Enns’ Southern California workshop is located inside Yamaha’s LA-based Custom Shop. Though it’s been around for three decades, until recently this space focused on high-end electric guitars and basses and the needs of Yamaha’s Hollywood-based clientele. Thanks to Enns, acoustics can now be heard in the halls.
“Most of my time is building prototypes and communicating directly with engineers in Japan about how I build acoustic guitars,” he says. “We want to make this guitar sound brighter, or this guitar sound darker… how do we make this guitar more lightly? It’s back-and-forth communication about that.”
To accomplish this, Enns’ workday is a mix of Old World and new tech. “I will design and come up with two guitars of my own, out of my own head,” he explains. “And then they will give me two or maybe four guitars that the engineers in Japan have designed. They start off being 100% handmade. I will cut and hand-carve every brace with a chisel and tweak every top with a scraper and then progress as we define specs.” Every spec and change gets documented into a 3-D modeling program; the details can be dizzying. “The position of the brace is everything,” he adds, “down to within half a millimeter tolerance or even less.”
The process goes back-and-forth with guitars, ideas, and digital files flying across the Pacific at an eye-watering rate. The prototypes multiply as improvements are noted. “[For] the guitars that we just finished prototyping, I think I made 40 [prototypes] for two models,” he says. “Some of them were kind of redundant: ‘Now let’s make one with a bridge a tiny bit smaller… instead of a double action truss rod,’ ‘let’s put a traditional, single-action truss rod in it’… ‘let’s do a dovetail…’”

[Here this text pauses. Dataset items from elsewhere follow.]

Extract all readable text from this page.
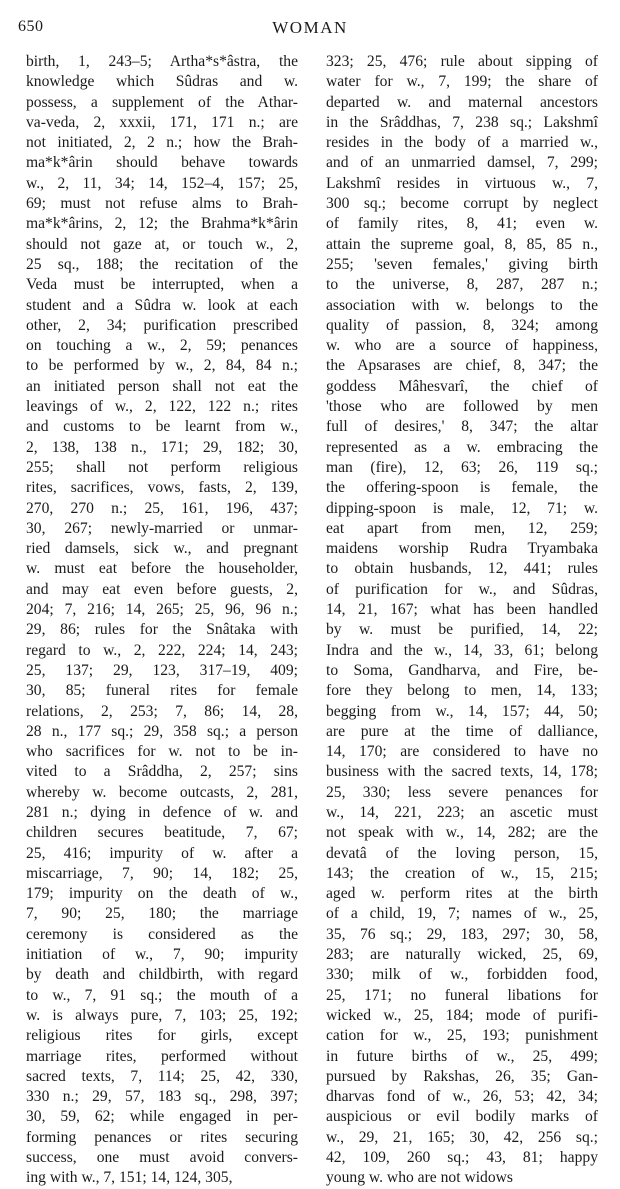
650	WOMAN
birth, 1, 243–5; Artha*s*âstra, the
knowledge which Sûdras and w.
possess, a supplement of the Athar-
va-veda, 2, xxxii, 171, 171 n.; are
not initiated, 2, 2 n.; how the Brah-
ma*k*ârin should behave towards
w., 2, 11, 34; 14, 152–4, 157; 25,
69; must not refuse alms to Brah-
ma*k*ârins, 2, 12; the Brahma*k*ârin
should not gaze at, or touch w., 2,
25 sq., 188; the recitation of the
Veda must be interrupted, when a
student and a Sûdra w. look at each
other, 2, 34; purification prescribed
on touching a w., 2, 59; penances
to be performed by w., 2, 84, 84 n.;
an initiated person shall not eat the
leavings of w., 2, 122, 122 n.; rites
and customs to be learnt from w.,
2, 138, 138 n., 171; 29, 182; 30,
255; shall not perform religious
rites, sacrifices, vows, fasts, 2, 139,
270, 270 n.; 25, 161, 196, 437;
30, 267; newly-married or unmar-
ried damsels, sick w., and pregnant
w. must eat before the householder,
and may eat even before guests, 2,
204; 7, 216; 14, 265; 25, 96, 96 n.;
29, 86; rules for the Snâtaka with
regard to w., 2, 222, 224; 14, 243;
25, 137; 29, 123, 317–19, 409;
30, 85; funeral rites for female
relations, 2, 253; 7, 86; 14, 28,
28 n., 177 sq.; 29, 358 sq.; a person
who sacrifices for w. not to be in-
vited to a Srâddha, 2, 257; sins
whereby w. become outcasts, 2, 281,
281 n.; dying in defence of w. and
children secures beatitude, 7, 67;
25, 416; impurity of w. after a
miscarriage, 7, 90; 14, 182; 25,
179; impurity on the death of w.,
7, 90; 25, 180; the marriage
ceremony is considered as the
initiation of w., 7, 90; impurity
by death and childbirth, with regard
to w., 7, 91 sq.; the mouth of a
w. is always pure, 7, 103; 25, 192;
religious rites for girls, except
marriage rites, performed without
sacred texts, 7, 114; 25, 42, 330,
330 n.; 29, 57, 183 sq., 298, 397;
30, 59, 62; while engaged in per-
forming penances or rites securing
success, one must avoid convers-
ing with w., 7, 151; 14, 124, 305,
323; 25, 476; rule about sipping of
water for w., 7, 199; the share of
departed w. and maternal ancestors
in the Srâddhas, 7, 238 sq.; Lakshmî
resides in the body of a married w.,
and of an unmarried damsel, 7, 299;
Lakshmî resides in virtuous w., 7,
300 sq.; become corrupt by neglect
of family rites, 8, 41; even w.
attain the supreme goal, 8, 85, 85 n.,
255; 'seven females,' giving birth
to the universe, 8, 287, 287 n.;
association with w. belongs to the
quality of passion, 8, 324; among
w. who are a source of happiness,
the Apsarases are chief, 8, 347; the
goddess Mâhesvarî, the chief of
'those who are followed by men
full of desires,' 8, 347; the altar
represented as a w. embracing the
man (fire), 12, 63; 26, 119 sq.;
the offering-spoon is female, the
dipping-spoon is male, 12, 71; w.
eat apart from men, 12, 259;
maidens worship Rudra Tryambaka
to obtain husbands, 12, 441; rules
of purification for w., and Sûdras,
14, 21, 167; what has been handled
by w. must be purified, 14, 22;
Indra and the w., 14, 33, 61; belong
to Soma, Gandharva, and Fire, be-
fore they belong to men, 14, 133;
begging from w., 14, 157; 44, 50;
are pure at the time of dalliance,
14, 170; are considered to have no
business with the sacred texts, 14, 178;
25, 330; less severe penances for
w., 14, 221, 223; an ascetic must
not speak with w., 14, 282; are the
devatâ of the loving person, 15,
143; the creation of w., 15, 215;
aged w. perform rites at the birth
of a child, 19, 7; names of w., 25,
35, 76 sq.; 29, 183, 297; 30, 58,
283; are naturally wicked, 25, 69,
330; milk of w., forbidden food,
25, 171; no funeral libations for
wicked w., 25, 184; mode of purifi-
cation for w., 25, 193; punishment
in future births of w., 25, 499;
pursued by Rakshas, 26, 35; Gan-
dharvas fond of w., 26, 53; 42, 34;
auspicious or evil bodily marks of
w., 29, 21, 165; 30, 42, 256 sq.;
42, 109, 260 sq.; 43, 81; happy
young w. who are not widows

Enns is also able to tap into vast resources that few traditional guitar makers have. “There’s a whole Materials Development department [at Yamaha],” he continues, “and they test the wood to determine its characteristics so that they can essentially come up with an algorithm that the computer recognizes: A 3.2 millimeter thick Adirondack spruce top will behave differently than a 3.2 millimeter thick Sitka spruce top. You can’t just say ‘spruce’ in the computer. It has to be specific. Sourcing new materials, testing new materials, and aging new materials is a long process.”
As for the finished guitars after all this experimentation? Enns has no aspiration to copy designs or tones from Golden Era classics from Martin or Gibson. “We have our own history and our own guitars,” he says. “What do we sound like? What do people know us as? Yamaha has more of a resonant quality to it. It’s not huge and bass-y, it’s not super mid-rangey. It’s got a lot of harmonics and a lot of clarity. So let’s make a big dreadnought that has harmonics and clarity.”
Next on the Horizon
Enns’ finished guitars have been slowly getting passed around and musicians are starting to take note. Hawktail’s Jordan Tice can often be spotted with his custom Yamaha. After trying them out at the 2022 Fretboard Summit, IBMA Instrumentalist of the Year nominee Jake Eddy is now using a Yamaha, too.
Eventually, the guitars’ designs will be dialed-in – down to the slightest measurement – and built in Japan on a larger scale. Until then, there’s always more data analyzing, prototyping, and fine-tuning to do. “It’s kind of a filling up the database of ideas to slowly, scientifically chip away at the magic that makes an acoustic guitar,” he says.